In the essay “The Rhetoric of Moral Conflict,” Parke G. Burgess introduces his essay by stating that “Rhetoric springs from the cultural context and also helps to shape that context.” (120) In addition, within this context, there are strategies and motives that are an invitation to a lifestyle that determine how people will function together in a culture. in the essay, the representation of the nation within literary worlds. Moreover, when looking at the state nation and its motivation, he states, “A nation, without a clear purpose or unhappily at cross-purposes, hardly finds its motivations and decisions adequately explained by means of political, economic, or social categories, implying a clear and rational purpose.
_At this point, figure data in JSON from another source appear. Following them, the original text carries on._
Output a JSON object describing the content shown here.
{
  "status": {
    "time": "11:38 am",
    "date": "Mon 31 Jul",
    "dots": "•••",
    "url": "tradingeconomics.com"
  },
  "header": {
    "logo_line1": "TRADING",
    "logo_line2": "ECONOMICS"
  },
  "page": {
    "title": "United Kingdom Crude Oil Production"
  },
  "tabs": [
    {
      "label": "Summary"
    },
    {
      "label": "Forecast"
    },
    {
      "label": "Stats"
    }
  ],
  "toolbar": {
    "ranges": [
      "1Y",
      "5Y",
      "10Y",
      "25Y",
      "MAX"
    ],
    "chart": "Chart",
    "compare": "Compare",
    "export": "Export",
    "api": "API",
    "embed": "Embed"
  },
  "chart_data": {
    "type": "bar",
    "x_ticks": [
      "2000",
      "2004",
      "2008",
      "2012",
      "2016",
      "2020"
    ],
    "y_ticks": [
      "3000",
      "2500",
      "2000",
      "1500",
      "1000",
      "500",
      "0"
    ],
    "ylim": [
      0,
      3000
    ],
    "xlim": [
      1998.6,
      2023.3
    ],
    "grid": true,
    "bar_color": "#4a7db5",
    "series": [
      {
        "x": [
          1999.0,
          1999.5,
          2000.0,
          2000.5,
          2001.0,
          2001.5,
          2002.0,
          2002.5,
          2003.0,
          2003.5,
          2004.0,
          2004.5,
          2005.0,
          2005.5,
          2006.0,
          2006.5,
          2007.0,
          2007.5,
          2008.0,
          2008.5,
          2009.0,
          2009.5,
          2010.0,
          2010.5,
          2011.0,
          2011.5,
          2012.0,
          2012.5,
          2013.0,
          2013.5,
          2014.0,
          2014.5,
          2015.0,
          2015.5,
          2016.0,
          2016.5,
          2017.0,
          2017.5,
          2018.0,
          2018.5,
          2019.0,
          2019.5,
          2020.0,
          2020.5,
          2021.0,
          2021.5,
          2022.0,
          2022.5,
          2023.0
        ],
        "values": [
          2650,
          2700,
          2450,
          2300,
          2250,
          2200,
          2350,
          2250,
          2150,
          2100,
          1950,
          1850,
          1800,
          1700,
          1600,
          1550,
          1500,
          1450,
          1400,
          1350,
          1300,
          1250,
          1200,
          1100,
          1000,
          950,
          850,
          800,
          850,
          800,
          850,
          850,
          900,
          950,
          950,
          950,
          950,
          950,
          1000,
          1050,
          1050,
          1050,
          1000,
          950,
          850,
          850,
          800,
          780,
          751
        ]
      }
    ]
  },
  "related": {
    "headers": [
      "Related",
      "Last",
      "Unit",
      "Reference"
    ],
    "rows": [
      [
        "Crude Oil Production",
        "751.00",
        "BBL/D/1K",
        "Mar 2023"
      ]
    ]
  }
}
Once the center of the conflict shifts from the means to end thus, becoming moral rather than pragmatic, then pragmatic motives of public decision, may cease to operate in traditional ways and may provide only a superficial basis for the interpretation of public events, whether rhetorical or non-rhetorical.” (Burgess 120) However, if the center of conflict resists the dominant structures and does not shift, what happens to this invitation to a forced social contract? And let’s say this contract, which is rhetorically and historically established through systems of dehumanization such as capitalism and colonialism, is being resisted by subaltern national identities, whether it is in a fictional world or not. Could the moral conflicts within resistance truly make a cultural transition without dismantling the existing social contract and becoming represented in the national identities of a non-hierarchical nation-state?